Up to 33,000 street lights in Surrey may be switched off every night between midnight and 5am as a cost-cutting measure planned by Surrey County Council (SCC).
Perhaps if things are a bit tight and they want to save a few bob the County Council gumbies should think twice about investing £58m on a “risky” £100m venture with “Your Waverley?”
The five-hour switch-off could be introduced to quiet areas on October 1. It is intended to save as much as £240,000 this financial year.
Cllr Mark Brett-Warburton (Con, Guildford South-East) said: “There have been reductions to the grants SCC receives from the Government and therefore we are working as hard as possible to reduce the impact it has on increases in Council Tax.
That’s funny and there we were at the Waverley Web thinking that our council taxes had been increased .
“It isn’t street lighting in particular that is being targeted, but one of many areas across the whole spectrum of services being reviewed to ensure budgets are used as effectively as possible.
That’s alright then spending £58m on the Brightwells/East Street development in Farnham, even though legal experts warned them they could be entering a “very risky venture” with their Waverley friends.
“However, the technology in SCC’s street lights means we have the ability to set different lighting patterns, and so because of this, it has been included as an area for exploration.”
The measure, which is being considered due to ever-increasing demand for council services and a simultaneous reduction in government funding, has given rise to concerns over possible effects on motorist and pedestrian safety in and around Guildford.
Maybe someone at Gumby Towers on the Planet Zonk might consider that dumping the county in the dark, might… just might cost other authorities more money, than they will save? The emergency services picking up the young, the old, and the motorists from ditches?
Cllr Pauline Searle (Lib Dem, Guildford North) said that, while she understood that the council’s budget was under increasing pressure from limited government funds and an ageing population, she was concerned about the impact such a measure would have on early morning commuters.
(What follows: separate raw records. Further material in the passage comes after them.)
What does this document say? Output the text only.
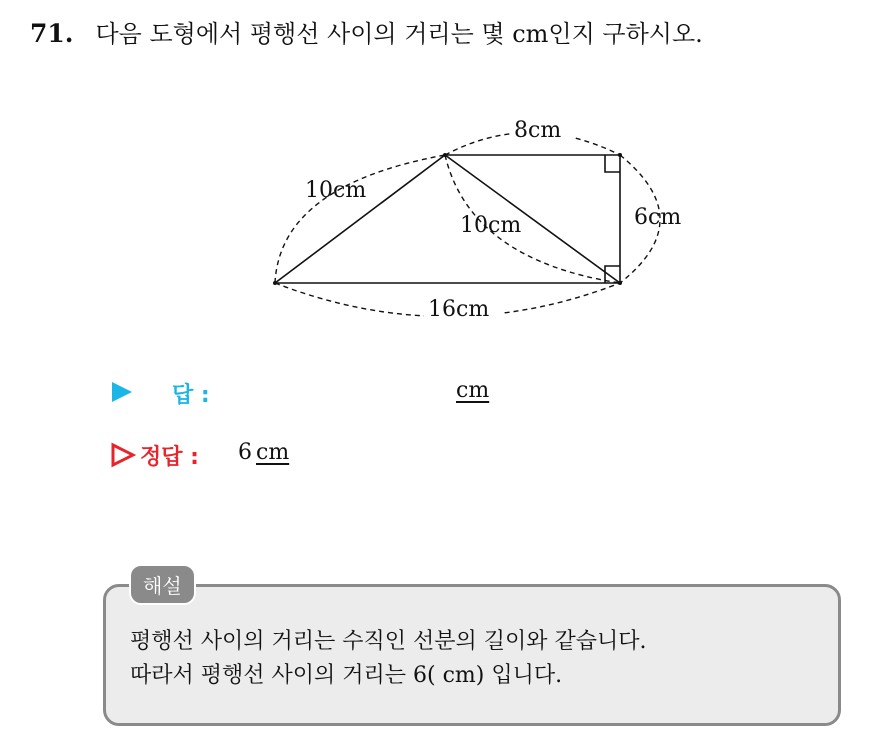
71. 다음 도형에서 평행선 사이의 거리는 몇 cm인지 구하시오.
8cm
10cm
10cm	6cm
16cm
답 :	cm
정답 : 6 cm
평행선 사이의 거리는 수직인 선분의 길이와 같습니다.
따라서 평행선 사이의 거리는 6( cm) 입니다.
해설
What about all those poor devils who work during the night. All those nurses, doctors, paramedics, firemen, police officers, shop workers, etc…
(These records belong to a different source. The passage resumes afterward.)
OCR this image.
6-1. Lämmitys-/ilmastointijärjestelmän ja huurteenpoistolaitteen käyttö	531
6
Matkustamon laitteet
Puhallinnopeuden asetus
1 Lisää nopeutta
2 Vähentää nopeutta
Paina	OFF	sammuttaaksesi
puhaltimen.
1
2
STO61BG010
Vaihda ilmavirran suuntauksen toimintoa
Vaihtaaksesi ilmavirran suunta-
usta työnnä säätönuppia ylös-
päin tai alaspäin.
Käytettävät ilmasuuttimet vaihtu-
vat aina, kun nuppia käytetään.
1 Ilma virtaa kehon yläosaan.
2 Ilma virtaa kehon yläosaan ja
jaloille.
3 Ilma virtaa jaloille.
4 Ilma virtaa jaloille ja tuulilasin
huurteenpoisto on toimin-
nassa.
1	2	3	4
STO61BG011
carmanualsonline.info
“We know many people work night shifts and have early morning starts,” she said. “These residents will be travelling when the lights are off and could be very vulnerable.”
Cllr Searle also suggested that the switch-offs might have implications for Guildford’s night-time revellers: “Guildford has a very lively night-time economy, and though the town centre will not be affected, once [people] travel out of Guildford to go home it could be in an area with no lighting.”
Guildford resident George Proudman said he was concerned for the safety of pedestrians travelling in the dark.
“It probably would increase danger to pedestrians,” he said, “if they’re, say, coming home from nights out or coming back late from work.
“In general I’m against it, but if there are actually valid savings that could be put towards something else that’s as important, then maybe it’s worth it. I’m not passionate about streetlights, but they’re something I’d rather have.
“Ultimately the council needs to decide whether the money that they’ll save outweighs the dangers of turning off street lights.”
Helen Naisby, who lives on one of the quieter streets in Guildford, which might possibly be targeted by such a measure, believed that switching off the street lights was a better alternative to cuts to other services, like Social Care.
“Sounds like a very good way to save money,” she said, “if you can save that much; but I would be concerned about safety if areas are thrown into darkness. It would have to be done in selected areas.
“I think [the measure] would impact me. Not that I’m driving hugely between the hours of twelve and five in the morning, mostly, but maybe [SCC] should think about people walking home on weekends.
“Maybe weekends they could leave them lit longer, factoring in that people go out on late night parties and might be more inclined to be coming home late.”
Roads throughout Surrey will be assessed by council officers over the coming months before the planned implementation of the “Part Night Lighting” in October. As a result, Cllr Brett-Warbuton said that it is not yet clear which roads in the Guildford borough will be affected but the impact on Guildford was likely to be low.
Cllr Searle concluded: “I would hope this will be a trial period, say of sixth months, to be assessed to see that there has been no adverse impact on residents’ safety or crime.”